Scientists have announced the discovery of a new 200-million-year-old dinosaur in South Africa.

South African and Argentinian palaeontologists say fossils of theSefapanosaurus remained hidden for decades among thousands of fossils at the Evolutionary Studies Institute (ESI) at Wits University. The bones were discovered in the 1930s in the Free State, some 30km from South Africa's border with Lesotho.

The researchers have announced the discovery in the Zoological Journal of the Linnaean Society.

The name Sefapanosaurus is derived from the Sotho word meaning “cross”. This is because one of the dinosaur's ankle bones was shaped like a cross. The creature is believed to have been a medium-sized sauropod dinosaur.

Quoted on the discovery in the Wits University statement, Dr Jonah Choiniere, co-author and senior researcher in dinosaur palaeobiology at the ESI, says the find is significant.
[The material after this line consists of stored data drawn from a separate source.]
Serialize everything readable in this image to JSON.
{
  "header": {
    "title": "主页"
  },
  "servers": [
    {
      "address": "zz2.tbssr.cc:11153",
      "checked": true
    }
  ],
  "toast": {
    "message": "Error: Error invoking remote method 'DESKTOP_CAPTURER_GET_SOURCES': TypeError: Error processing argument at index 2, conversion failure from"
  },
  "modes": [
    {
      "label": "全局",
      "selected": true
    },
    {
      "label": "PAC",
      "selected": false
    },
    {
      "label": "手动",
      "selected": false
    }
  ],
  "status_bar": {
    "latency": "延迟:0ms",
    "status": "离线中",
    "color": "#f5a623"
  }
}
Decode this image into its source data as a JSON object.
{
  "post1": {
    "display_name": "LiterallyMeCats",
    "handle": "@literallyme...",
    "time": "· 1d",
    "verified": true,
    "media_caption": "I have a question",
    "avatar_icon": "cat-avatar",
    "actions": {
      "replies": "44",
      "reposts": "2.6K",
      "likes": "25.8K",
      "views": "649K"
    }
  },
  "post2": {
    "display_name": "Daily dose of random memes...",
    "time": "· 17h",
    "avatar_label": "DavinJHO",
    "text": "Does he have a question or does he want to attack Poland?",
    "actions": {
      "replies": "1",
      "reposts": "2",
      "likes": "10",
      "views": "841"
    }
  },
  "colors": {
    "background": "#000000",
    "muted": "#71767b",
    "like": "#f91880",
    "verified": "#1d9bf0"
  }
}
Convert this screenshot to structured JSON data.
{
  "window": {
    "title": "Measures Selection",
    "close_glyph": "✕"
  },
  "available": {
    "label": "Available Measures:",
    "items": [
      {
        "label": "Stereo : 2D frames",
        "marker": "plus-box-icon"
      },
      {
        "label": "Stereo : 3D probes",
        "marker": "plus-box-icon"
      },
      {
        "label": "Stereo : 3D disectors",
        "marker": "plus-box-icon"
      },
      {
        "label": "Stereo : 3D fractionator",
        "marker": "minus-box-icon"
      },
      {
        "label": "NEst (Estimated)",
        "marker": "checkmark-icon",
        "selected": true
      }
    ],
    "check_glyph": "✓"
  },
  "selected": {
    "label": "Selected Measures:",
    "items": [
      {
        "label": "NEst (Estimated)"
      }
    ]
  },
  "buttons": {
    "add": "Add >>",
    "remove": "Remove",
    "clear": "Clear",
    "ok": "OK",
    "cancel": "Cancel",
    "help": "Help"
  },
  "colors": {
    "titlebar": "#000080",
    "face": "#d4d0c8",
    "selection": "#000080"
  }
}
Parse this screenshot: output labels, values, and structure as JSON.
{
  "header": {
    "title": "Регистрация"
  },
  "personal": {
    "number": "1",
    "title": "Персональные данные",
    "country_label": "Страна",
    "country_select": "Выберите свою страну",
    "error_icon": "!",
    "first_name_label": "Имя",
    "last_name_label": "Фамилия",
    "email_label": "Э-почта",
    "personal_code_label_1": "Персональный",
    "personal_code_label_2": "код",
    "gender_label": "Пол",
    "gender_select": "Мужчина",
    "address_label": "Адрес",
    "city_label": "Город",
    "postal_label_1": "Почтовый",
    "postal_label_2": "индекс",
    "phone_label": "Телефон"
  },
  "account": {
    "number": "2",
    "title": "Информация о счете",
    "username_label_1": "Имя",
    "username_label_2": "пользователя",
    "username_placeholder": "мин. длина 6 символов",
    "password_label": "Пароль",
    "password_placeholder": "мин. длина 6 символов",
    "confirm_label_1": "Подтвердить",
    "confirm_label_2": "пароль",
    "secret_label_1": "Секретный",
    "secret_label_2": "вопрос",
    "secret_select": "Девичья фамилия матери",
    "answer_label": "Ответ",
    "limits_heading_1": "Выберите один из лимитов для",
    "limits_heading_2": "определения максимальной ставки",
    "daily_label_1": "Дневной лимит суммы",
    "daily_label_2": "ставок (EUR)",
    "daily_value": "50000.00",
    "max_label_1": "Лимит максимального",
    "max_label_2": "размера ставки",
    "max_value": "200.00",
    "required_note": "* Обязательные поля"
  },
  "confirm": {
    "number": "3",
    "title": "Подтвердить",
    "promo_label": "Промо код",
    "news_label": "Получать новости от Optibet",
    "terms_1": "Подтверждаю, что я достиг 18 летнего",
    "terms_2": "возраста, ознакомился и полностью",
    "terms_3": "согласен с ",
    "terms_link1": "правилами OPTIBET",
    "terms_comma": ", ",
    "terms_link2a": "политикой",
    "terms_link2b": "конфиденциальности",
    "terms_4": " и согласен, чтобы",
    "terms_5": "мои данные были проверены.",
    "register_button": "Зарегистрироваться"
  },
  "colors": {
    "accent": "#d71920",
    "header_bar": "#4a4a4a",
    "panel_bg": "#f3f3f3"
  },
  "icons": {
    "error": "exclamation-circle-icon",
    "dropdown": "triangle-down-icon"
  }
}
“This new animal shines a spotlight on Southern Africa and shows us just how much more we have to learn about the ecosystems of the past, even here in our own ‘backyard’. And it also gives us hope that this is the start of many such collaborative palaeo-research projects between South Africa and Argentina that could yield more such remarkable discoveries,” he said.

The university says researchers have identified the remains of at least four individuals in the ESI collection at Wits – including limb bones, foot bones and several vertebrae.